As part of our efforts to better our community, both online and offline, we built a new tool for examining the differences between two .phar files. We call it Pharaoh, and we just released its code on Github under the MIT License.
Why Would Anyone Need Pharaoh?
Let's say the maintainers of a popular PHP project distributes their deliverable in a .phar file (PHP Archive). Furthermore, let's assume their download server (or one of their mirrors) gets hacked. The attackers succeed in replacing the .phar with an identical copy, save for a few extra lines of malicious code in the stub (the part that gets executed when you run a .phar from command line).

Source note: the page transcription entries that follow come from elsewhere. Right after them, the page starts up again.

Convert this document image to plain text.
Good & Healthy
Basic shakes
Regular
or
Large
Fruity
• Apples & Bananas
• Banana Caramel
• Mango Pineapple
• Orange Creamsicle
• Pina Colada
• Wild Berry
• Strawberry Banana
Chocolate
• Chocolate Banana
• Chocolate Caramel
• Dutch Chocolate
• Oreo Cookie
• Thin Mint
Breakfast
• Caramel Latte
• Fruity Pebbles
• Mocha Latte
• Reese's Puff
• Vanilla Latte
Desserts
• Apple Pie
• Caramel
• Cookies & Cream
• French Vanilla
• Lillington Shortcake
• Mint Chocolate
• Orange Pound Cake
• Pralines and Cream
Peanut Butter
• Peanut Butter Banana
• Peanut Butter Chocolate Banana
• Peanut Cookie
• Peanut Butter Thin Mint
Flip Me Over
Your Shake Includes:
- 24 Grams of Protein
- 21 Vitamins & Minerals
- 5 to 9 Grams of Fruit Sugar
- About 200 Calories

Pharaoh allows users to detect malicious tampering. All you have to do is follow these steps:
- Obtain the source code for the project. Check out the appropriate release tag, if need be.
- Obtain the sketchy .phar from the project website. Save it as foobar-untrusted.phar.
- Build a new .phar from the source code. Call it foobar-from-source.phar.
pharaoh foobar-from-source.phar foobar-untrusted.phar
If you make it to step 4 and have worked with Git and PHP before, you should be able to quickly decide if the .phar you downloaded is legitimate or not.
We will be using Pharaoh to verify that .phar files can be built deterministically from their source code, and to ensure the copy we sign in the distributed ledger for ASGard contains no nasty surprises. We also imagine tools like Pharaoh could be instrumental for detecting targeted malware attacks against software developers in the wild as part of a threat intelligence framework.